Tonight I’m lying splayed out on the beach with my hand resting on the curve of my belly - nineteen and pregnant and alone, with the tide licking at the soles of my feet. Me and my baby together by the ocean that would swallow us both. When I was little, I remember being given a book with pictures of all the creatures that live down at the bottom of the sea, all bulging eyes and quivering antennae, swimming in water like black petroleum: water that the light won’t dare touch. That’s a little like how I imagine the baby now, floating in that blind ocean just under my stomach, holding fast to the placenta the way tubeworms cling to hydrothermal vents, belching out sulphur in the dark.

And now the sky is going black and there’s a fog settling over the beach: soft as spittle. Reflected across the surface of the water, the lights in the firmament, bobbing atop the waves: little sparkling embryos, pickling in formaldehyde.

If I were born with three legs I would count all of them as precious because nobody would teach me how to walk on two; and it’s like Heaven, where the Good and the Necessary are one, where everything that exists is perfect. So the miracle birth of a child with three legs announces that Heaven is not so terribly far away, that the Kingdom of God is amongst us. To work the miracle is to give the world what it does not want but will learn to need, and for that reason, the miraculous and the ugly go through the world joined at the hip, like Siamese twins.
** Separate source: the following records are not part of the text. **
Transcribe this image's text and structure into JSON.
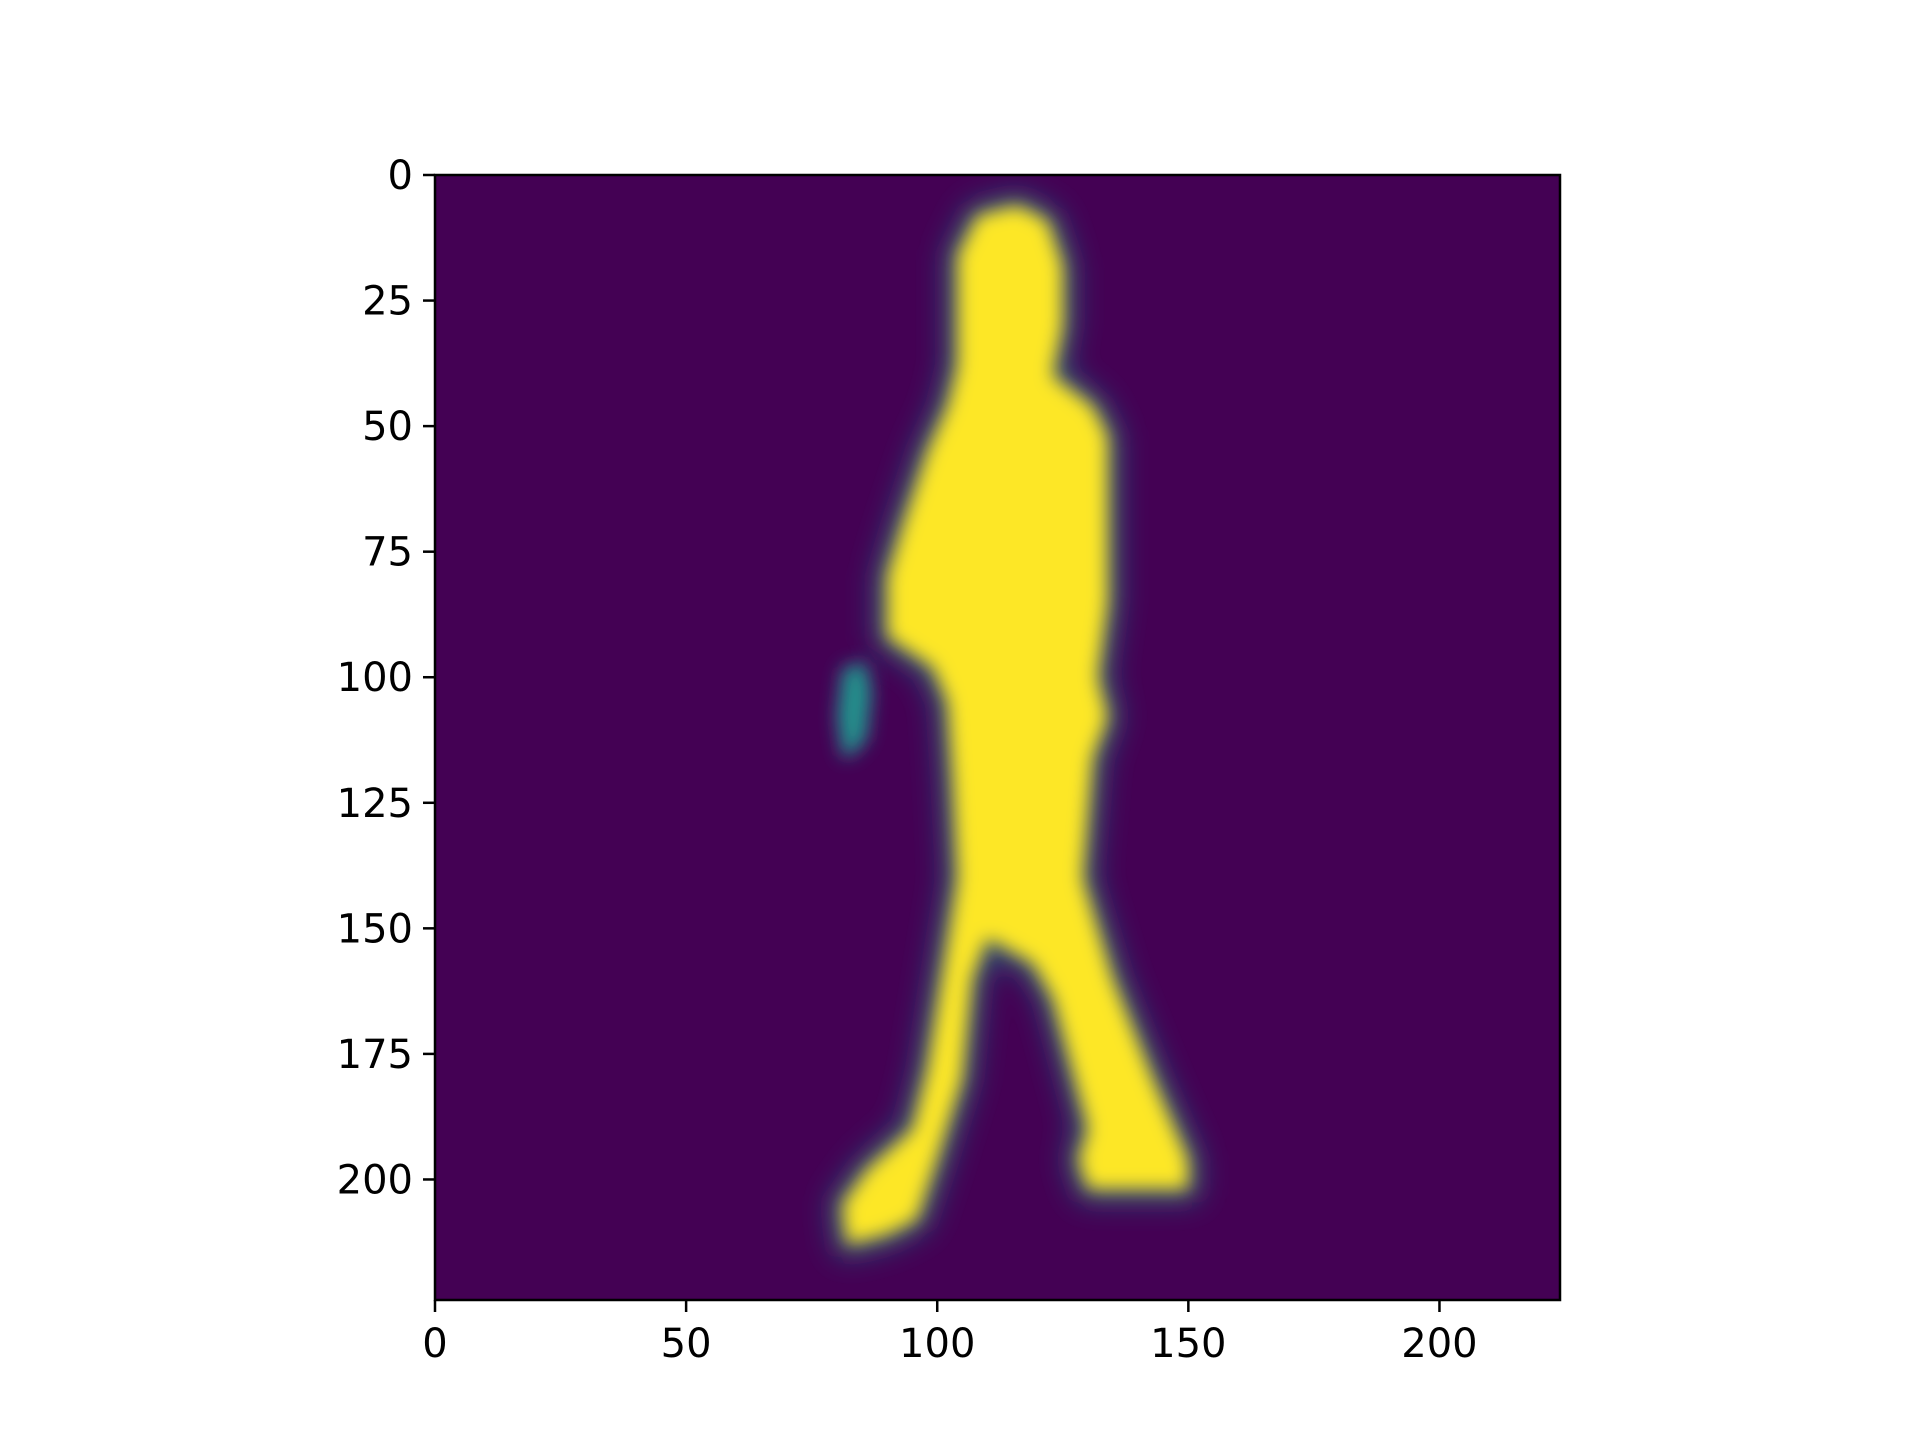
{
  "chart_data": {
    "type": "heatmap",
    "title": "",
    "xlabel": "",
    "ylabel": "",
    "colormap": "viridis",
    "colors": {
      "low": "#440154",
      "mid": "#21918c",
      "high": "#fde725"
    },
    "xlim": [
      0,
      224
    ],
    "ylim": [
      224,
      0
    ],
    "xticks": [
      0,
      50,
      100,
      150,
      200
    ],
    "yticks": [
      0,
      25,
      50,
      75,
      100,
      125,
      150,
      175,
      200
    ],
    "xtick_labels": [
      "0",
      "50",
      "100",
      "150",
      "200"
    ],
    "ytick_labels": [
      "0",
      "25",
      "50",
      "75",
      "100",
      "125",
      "150",
      "175",
      "200"
    ],
    "grid": false,
    "description_values": "Segmentation mask heatmap: values near 1 (yellow) form a walking person silhouette, background near 0 (purple)."
  },
  "silhouette": {
    "main_body": [
      [
        108,
        8
      ],
      [
        116,
        6
      ],
      [
        122,
        9
      ],
      [
        125,
        18
      ],
      [
        125,
        30
      ],
      [
        123,
        40
      ],
      [
        131,
        46
      ],
      [
        134,
        52
      ],
      [
        134,
        85
      ],
      [
        132,
        100
      ],
      [
        134,
        108
      ],
      [
        131,
        116
      ],
      [
        129,
        140
      ],
      [
        135,
        160
      ],
      [
        143,
        180
      ],
      [
        150,
        196
      ],
      [
        150,
        202
      ],
      [
        130,
        202
      ],
      [
        128,
        196
      ],
      [
        130,
        190
      ],
      [
        123,
        164
      ],
      [
        119,
        157
      ],
      [
        110,
        152
      ],
      [
        107,
        160
      ],
      [
        105,
        180
      ],
      [
        100,
        196
      ],
      [
        96,
        208
      ],
      [
        90,
        211
      ],
      [
        82,
        213
      ],
      [
        81,
        205
      ],
      [
        86,
        198
      ],
      [
        95,
        190
      ],
      [
        98,
        178
      ],
      [
        104,
        140
      ],
      [
        103,
        120
      ],
      [
        102,
        105
      ],
      [
        99,
        98
      ],
      [
        90,
        92
      ],
      [
        90,
        80
      ],
      [
        93,
        70
      ],
      [
        98,
        55
      ],
      [
        102,
        46
      ],
      [
        104,
        38
      ],
      [
        104,
        28
      ],
      [
        104,
        16
      ]
    ],
    "hand": [
      [
        82,
        99
      ],
      [
        85,
        98
      ],
      [
        86,
        103
      ],
      [
        85,
        112
      ],
      [
        82,
        115
      ],
      [
        81,
        108
      ]
    ],
    "mid_value": 0.5
  }
}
The prophet Isaiah, speaking of the Messiah yet to come: ‘He had no form or beauty. He was a man in suffering and knew how to bear illness. His face was turned away and He was dishonoured and not esteemed.’ And Saint Andrew of Crete tells us the Savior was a hunchback. Imagine how humiliated one has to be to kiss a leper on the hand.

Once I read about a church in Poland where a communion wafer that had been dropped on the ground was found a few days later, marked with a little red dot. Scientific analysis revealed that the blemish had ‘similarities with human heart tissue with alterations that often appear during the agony’ - how totally obscene! But I have to want it more than air.
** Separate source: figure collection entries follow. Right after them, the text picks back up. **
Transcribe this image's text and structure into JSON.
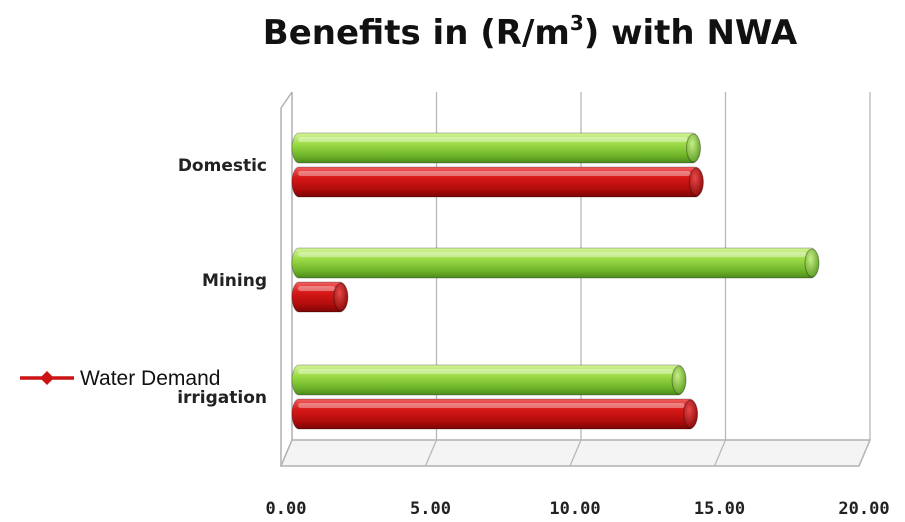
{
  "chart_data": {
    "type": "bar",
    "orientation": "horizontal",
    "title_prefix": "Benefits in (R/m",
    "title_sup": "3",
    "title_suffix": ") with NWA",
    "categories": [
      "Domestic",
      "Mining",
      "irrigation"
    ],
    "series": [
      {
        "values": [
          14.1,
          18.2,
          13.6
        ],
        "color": "#8fcf3c"
      },
      {
        "name": "Water Demand",
        "values": [
          14.2,
          1.9,
          14.0
        ],
        "color": "#cc1414"
      }
    ],
    "xlim": [
      0,
      20
    ],
    "xticks": [
      "0.00",
      "5.00",
      "10.00",
      "15.00",
      "20.00"
    ],
    "grid": true,
    "legend_position": "left"
  }
}
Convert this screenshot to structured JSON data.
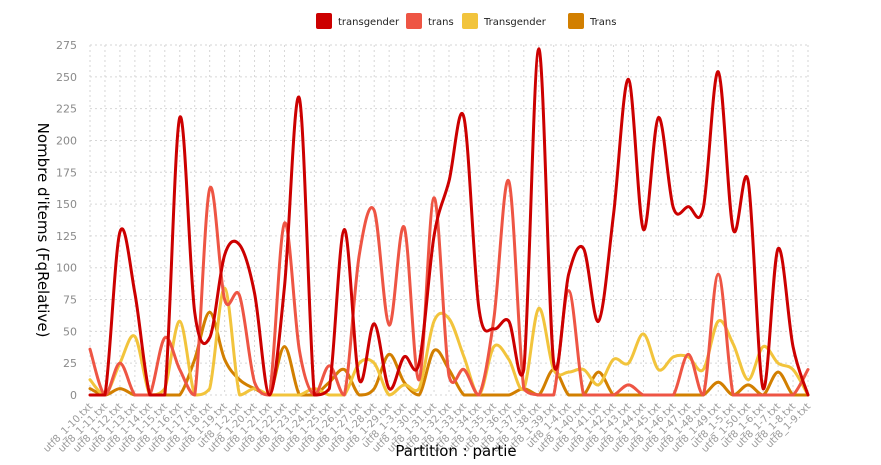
{
  "chart_data": {
    "type": "line",
    "xlabel": "Partition : partie",
    "ylabel": "Nombre d'items (FqRelative)",
    "ylim": [
      0,
      275
    ],
    "yticks": [
      0,
      25,
      50,
      75,
      100,
      125,
      150,
      175,
      200,
      225,
      250,
      275
    ],
    "grid": true,
    "legend_position": "top-center",
    "smooth": true,
    "categories": [
      "utf8_1-10.txt",
      "utf8_1-11.txt",
      "utf8_1-12.txt",
      "utf8_1-13.txt",
      "utf8_1-14.txt",
      "utf8_1-15.txt",
      "utf8_1-16.txt",
      "utf8_1-17.txt",
      "utf8_1-18.txt",
      "utf8_1-19.txt",
      "utf8_1-2.txt",
      "utf8_1-20.txt",
      "utf8_1-21.txt",
      "utf8_1-22.txt",
      "utf8_1-23.txt",
      "utf8_1-24.txt",
      "utf8_1-25.txt",
      "utf8_1-26.txt",
      "utf8_1-27.txt",
      "utf8_1-28.txt",
      "utf8_1-29.txt",
      "utf8_1-3.txt",
      "utf8_1-30.txt",
      "utf8_1-31.txt",
      "utf8_1-32.txt",
      "utf8_1-33.txt",
      "utf8_1-34.txt",
      "utf8_1-35.txt",
      "utf8_1-36.txt",
      "utf8_1-37.txt",
      "utf8_1-38.txt",
      "utf8_1-39.txt",
      "utf8_1-4.txt",
      "utf8_1-40.txt",
      "utf8_1-41.txt",
      "utf8_1-42.txt",
      "utf8_1-43.txt",
      "utf8_1-44.txt",
      "utf8_1-45.txt",
      "utf8_1-46.txt",
      "utf8_1-47.txt",
      "utf8_1-48.txt",
      "utf8_1-49.txt",
      "utf8_1-5.txt",
      "utf8_1-50.txt",
      "utf8_1-6.txt",
      "utf8_1-7.txt",
      "utf8_1-8.txt",
      "utf8_1-9.txt"
    ],
    "series": [
      {
        "name": "transgender",
        "color": "#cc0000",
        "width": 3,
        "values": [
          0,
          0,
          128,
          80,
          0,
          0,
          218,
          65,
          45,
          110,
          118,
          80,
          0,
          85,
          233,
          0,
          5,
          130,
          12,
          56,
          5,
          30,
          25,
          125,
          168,
          218,
          68,
          52,
          58,
          20,
          272,
          25,
          95,
          115,
          58,
          142,
          248,
          130,
          218,
          147,
          148,
          147,
          254,
          130,
          168,
          5,
          115,
          38,
          0
        ]
      },
      {
        "name": "trans",
        "color": "#ee5544",
        "width": 3,
        "values": [
          36,
          0,
          25,
          0,
          0,
          45,
          20,
          0,
          162,
          75,
          78,
          10,
          0,
          135,
          35,
          0,
          23,
          0,
          110,
          145,
          55,
          132,
          12,
          155,
          15,
          20,
          0,
          60,
          168,
          5,
          0,
          0,
          82,
          0,
          0,
          0,
          8,
          0,
          0,
          0,
          32,
          0,
          95,
          0,
          0,
          0,
          0,
          0,
          20
        ]
      },
      {
        "name": "Transgender",
        "color": "#f2c43c",
        "width": 3,
        "values": [
          12,
          0,
          25,
          46,
          0,
          5,
          58,
          0,
          5,
          84,
          0,
          5,
          0,
          0,
          0,
          5,
          0,
          0,
          25,
          25,
          0,
          8,
          5,
          58,
          60,
          30,
          0,
          38,
          28,
          5,
          68,
          20,
          18,
          20,
          8,
          28,
          25,
          48,
          20,
          30,
          30,
          20,
          58,
          40,
          12,
          38,
          25,
          20,
          0
        ]
      },
      {
        "name": "Trans",
        "color": "#d27f00",
        "width": 3,
        "values": [
          5,
          0,
          5,
          0,
          0,
          0,
          0,
          28,
          65,
          28,
          12,
          5,
          0,
          38,
          0,
          0,
          10,
          20,
          0,
          5,
          32,
          10,
          0,
          35,
          20,
          0,
          0,
          0,
          0,
          5,
          0,
          20,
          0,
          0,
          18,
          0,
          0,
          0,
          0,
          0,
          0,
          0,
          10,
          0,
          8,
          0,
          18,
          0,
          0
        ]
      }
    ]
  }
}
Yes; the miracle is ugly but it is something we will learn to need. Because we cannot live on bread alone. Everything that is strictly necessary is not enough: there has to be something senseless. So what I want more than anything is to give myself what I don’t yet know to want; what I want is the miracle birth, and a child at my bosom to run free and senseless on three legs.

And I am so lucky because my birth pangs are at hand; from out of that waterlogged inner chamber, I hear the baby calling ‘Be patient with me, still approaching, almost with you..’, and, opening my thighs toward the ocean, I call back, ‘Be patient with me too, Francesco, almost ready to receive you, ready to press you to my breast and give you everything I can hold in a clenched jaw.’

First, that thick, rubber head, poking out from between my legs - the gaping jaw, the eyes like black onyx - then the body, long and wet and cold, slipping out from the womb in spasms, gills flaring and fins kicking wild against the sand; at last, the tail, slapping hard on my thighs as Francesco slithers down the beach and into the ocean; until, finally, there he was. Just like that - impossible and yet there he was! - my firstborn son, the lungfish, my miracle birth, free at last, learning how to breathe in the shallow water; and there I was, fat and naked and empty as the tomb - and, with such tenderness, dipping my hand into the ocean, watching Francesco coil that thick, rubber head of his around my index finger - both of us, smiling, faintly.